Ingrid Johnson stationed herself around mile 20, just after a big hill near Lake Montebello. A running coach and a runner herself, she figured the 3,000 participants would be in need of some love just about then - especially because the temperature, which was 63 degrees when the race began and rose to 74 degrees, was unusually high for a marathon.

She and some other members of her running club had set themselves up with signs, Skittles, M&Ms, pretzels, orange slices, bananas, Advil and salt tablets. Johnson was holding a "nice butt" sign. Others were taking turns on a makeshift amplifier, shouting, "Marathoners, looking sexy!" and "Good job, guys."
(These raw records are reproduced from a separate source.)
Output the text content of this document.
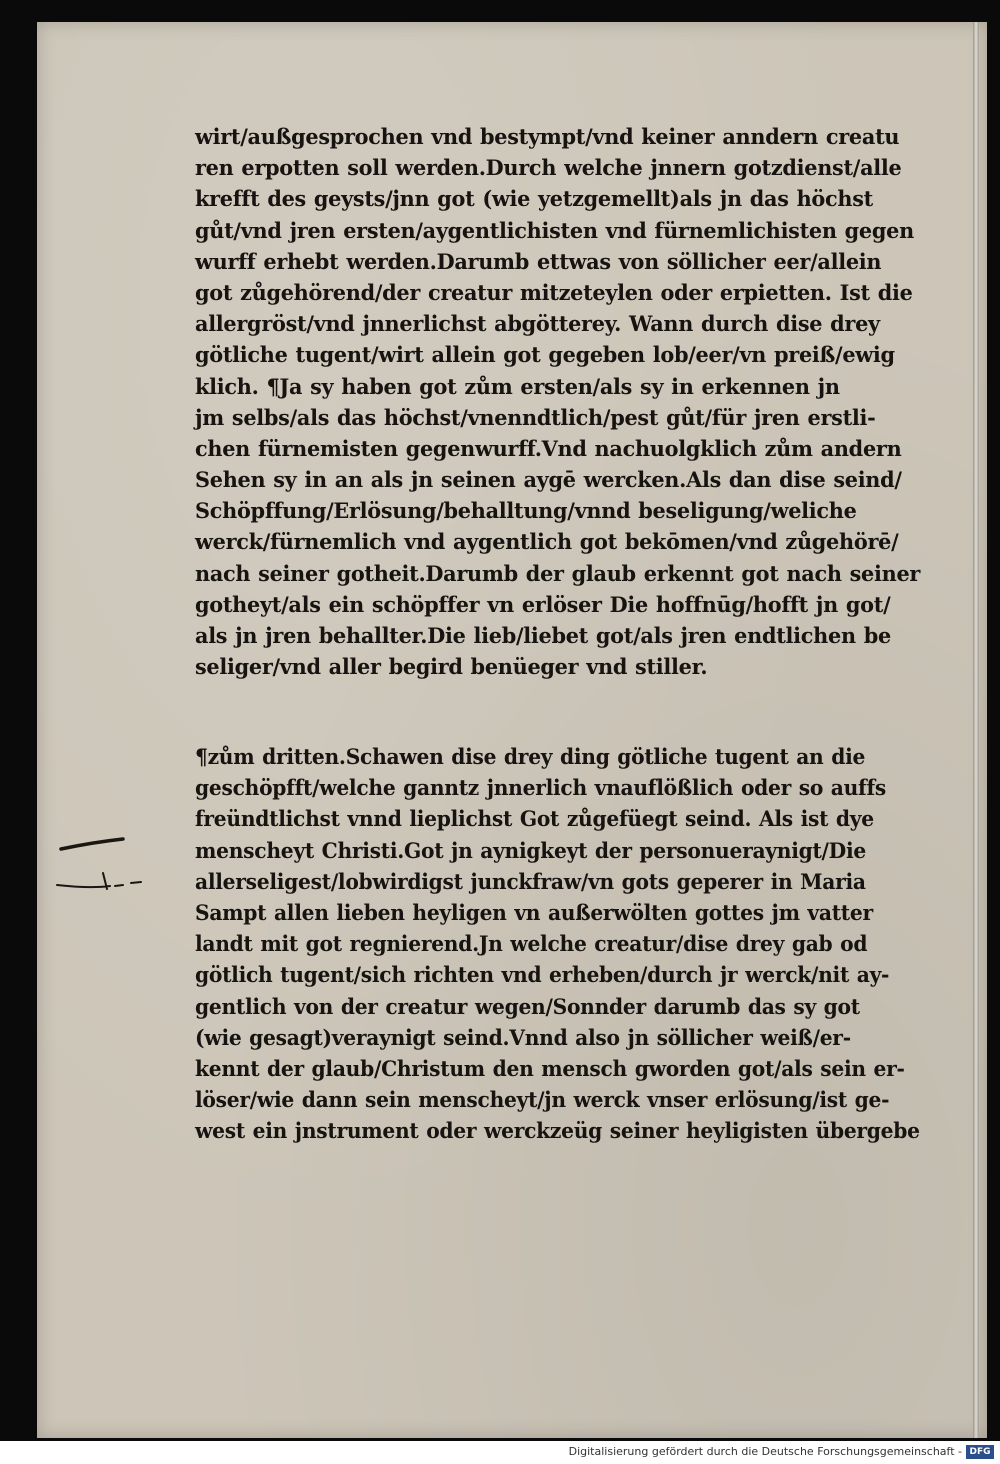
wirt/außgesprochen vnd bestympt/vnd keiner anndern creatu
ren erpotten soll werden.Durch welche jnnern gotzdienst/alle
krefft des geysts/jnn got (wie yetzgemellt)als jn das höchst
gůt/vnd jren ersten/aygentlichisten vnd fürnemlichisten gegen
wurff erhebt werden.Darumb ettwas von söllicher eer/allein
got zůgehörend/der creatur mitzeteylen oder erpietten. Ist die
allergröst/vnd jnnerlichst abgötterey. Wann durch dise drey
götliche tugent/wirt allein got gegeben lob/eer/vn preiß/ewig
klich. ¶Ja sy haben got zům ersten/als sy in erkennen jn
jm selbs/als das höchst/vnenndtlich/pest gůt/für jren erstli-
chen fürnemisten gegenwurff.Vnd nachuolgklich zům andern
Sehen sy in an als jn seinen aygē wercken.Als dan dise seind/
Schöpffung/Erlösung/behalltung/vnnd beseligung/weliche
werck/fürnemlich vnd aygentlich got bekōmen/vnd zůgehörē/
nach seiner gotheit.Darumb der glaub erkennt got nach seiner
gotheyt/als ein schöpffer vn erlöser Die hoffnūg/hofft jn got/
als jn jren behallter.Die lieb/liebet got/als jren endtlichen be
seliger/vnd aller begird benüeger vnd stiller.
¶zům dritten.Schawen dise drey ding götliche tugent an die
geschöpfft/welche ganntz jnnerlich vnauflößlich oder so auffs
freündtlichst vnnd lieplichst Got zůgefüegt seind. Als ist dye
menscheyt Christi.Got jn aynigkeyt der personueraynigt/Die
allerseligest/lobwirdigst junckfraw/vn gots geperer in Maria
Sampt allen lieben heyligen vn außerwölten gottes jm vatter
landt mit got regnierend.Jn welche creatur/dise drey gab od
götlich tugent/sich richten vnd erheben/durch jr werck/nit ay-
gentlich von der creatur wegen/Sonnder darumb das sy got
(wie gesagt)veraynigt seind.Vnnd also jn söllicher weiß/er-
kennt der glaub/Christum den mensch gworden got/als sein er-
löser/wie dann sein menscheyt/jn werck vnser erlösung/ist ge-
west ein jnstrument oder werckzeüg seiner heyligisten übergebe
Digitalisierung gefördert durch die Deutsche Forschungsgemeinschaft - DFG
"Mile 20 is where most people hit the wall," she said. After that, "it's 50 percent body and 50 percent mind. With the heat and hills, they need encouragement."

They got their encouragement. They got water and Gatorade. They got dogs dressed up in "You go girl!" signs. They got extra hoots for outrageousness.

One man ran in a powder blue tuxedo. A woman from New Jersey wore black bat wings with glittery purple lining and matching purple ears. She ran to shouts of "Go, Batgirl" and "Keep flying!" One man jump-roped his way along the route; another juggled.

Runners met with an especially boisterous crowd in Charles Village. Residents had signed up to volunteer, and John Spurrier, who had worked as a disc jockey in graduate school, had hauled out his sound system and was playing hip-hop, Motown, oldies, reggae and dance music from a front porch. Families came out with their kids and dogs. People were dancing in the street.

A little farther along Guilford Avenue, a woman dressed in a furry tiger outfit was boogieing on the roof of a white Toyota. And farther yet, two kids were spraying runners with a hose and Stuart Siegler had returned, for the fifth year, with 120 pounds of gummy bears.

"It's the perfect late-race snack," he said. "You can hold it in your hand, it won't melt, if you inhale you won't die. The best part is you can bite their little heads off."

Siegler moved to New Hampshire two years ago, but he returns every fall for the race. "This is my way of giving back," he said.

Back at Camden Yards, where the marathon began and ended, spectators watched the 5-kilometer runners and the kids' race. They saw the wheelchair racers and elite runners glide through the finish line. And they kept cheering as runners - the "real people," as one man put it - continued to push through the finish. Some limped. Some threw hands up into the sky as they crossed the line. Others put their heads in their hands.

About 1 p.m., five hours after the race began, scores of runners milled in the parking lot, munching on potato chips and standing in line for massages. They lay in the grass in flip-flops inspecting blisters and they posed proudly for photographs, participation medals around their necks. They talked about the deadly hills, about the 11th mile, about the beer they planned to drink.

Runner Ann Polites, 22, of Canton was exuberant. "It's surreal," she said. "I've never done this before. I'm not a runner. I have asthma. But you just get through it. Your mind goes other places. Each mile you think, 'I've done that. I've done that.' Then people cheering keeps you going. You think about your family."

In particular, Polites thought of her father. She was part of a group of runners who had raised money for the Leukemia and Lymphoma Society. Her father has myeloma, she said, and she ran in his honor. On one arm, she had written "my pop, my hero."

"Hopefully," she said as she walked off to find her family, "my dad can run with me next year."